In the republic of Niger, the second round of the presidential elections which took place on 21st of February 2021 is followed by protests and riots in the capital of Niamey and in other cities against the declared electoral victory of ruling party candidate Mohamed Bazoum. State authorities are trying to quell protests by repression against protesters and opposition members, including the arrest of more than 468 people and cutting the country off the internet.

The situation shows that in Niger, as well as in many other African countries, the ruling political class, even under formally democratic conditions, is far from corresponding to basic needs of the people, be it in terms of social and economic justice, security for the population and political freedom.

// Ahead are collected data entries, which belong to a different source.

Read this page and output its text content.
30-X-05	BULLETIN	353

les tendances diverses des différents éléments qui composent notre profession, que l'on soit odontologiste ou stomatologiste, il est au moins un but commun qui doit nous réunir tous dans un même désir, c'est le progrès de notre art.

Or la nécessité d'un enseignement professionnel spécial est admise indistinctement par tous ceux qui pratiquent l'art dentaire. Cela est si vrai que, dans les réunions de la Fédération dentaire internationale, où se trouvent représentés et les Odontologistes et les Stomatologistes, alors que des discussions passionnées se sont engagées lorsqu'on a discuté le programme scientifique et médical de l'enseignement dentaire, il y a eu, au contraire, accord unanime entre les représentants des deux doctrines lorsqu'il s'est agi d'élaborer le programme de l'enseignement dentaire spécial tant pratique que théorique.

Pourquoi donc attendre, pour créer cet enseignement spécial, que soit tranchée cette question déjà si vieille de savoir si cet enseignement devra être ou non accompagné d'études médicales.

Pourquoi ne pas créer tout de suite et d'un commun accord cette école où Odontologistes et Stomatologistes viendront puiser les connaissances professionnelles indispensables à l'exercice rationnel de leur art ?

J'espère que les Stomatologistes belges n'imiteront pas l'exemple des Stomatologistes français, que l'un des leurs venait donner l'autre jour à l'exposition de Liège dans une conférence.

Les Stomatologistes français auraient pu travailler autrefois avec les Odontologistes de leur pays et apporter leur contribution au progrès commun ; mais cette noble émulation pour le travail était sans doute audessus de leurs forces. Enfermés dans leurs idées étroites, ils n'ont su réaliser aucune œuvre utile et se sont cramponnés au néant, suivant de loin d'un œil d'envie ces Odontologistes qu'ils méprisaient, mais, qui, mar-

Report on post-electoral protests by a correspondent of Alarme Phone Sahara based in Niamey / Niger:

In Niger since the CENI (Independent National Electoral Commission) proclaimed the victory of the candidate of the PNDS, the ruling party with 55.75% against 44.25%, riots have begun in the city of Niamey and other parts of the country. While the candidate and the opposition militants rejected the results and claimed victory with a rate of 50.30%, the result of the compilation of PVs in their possession. Already these disturbances unfortunately cost the lives of two people and significant material damage. Vandalized gas stations, looted stores, burning vehicles and many others.

The Minister of the Interior announced yesterday Thursday the arrest of more than 468 people including political figures and others who are still and actively sought.

It should be noted that part of the population and the opposition had already shown their disagreement with the candidacy of Mr. Bazoum, who is accused of falsifying documents to enjoy Nigerien nationality allowing him to apply for the supreme magistracy of the state. And since the latter is declared the winner, sporadic disturbances have occurred here and there in the capital, demonstrators shouting "Say Tchangi" which literally means change because they say they are already tired of the management of the ruling party, and others who shout that Niger is not for sale, so they will never accept that a foreigner (Libyan) governs Niger. At the moment the damage is priceless, but important because the country has been cut off from the internet since Tuesday, which increases the tension. And a call for demonstration is launched for this Friday after the prayer, but arrangements have been put in place by the authorities to thwart.

While waiting for the word of the constitutional court, the opponent Mamane Ousmane, from his fiefdom in Zinder, declares that he will use all legal means to appropriate his victory.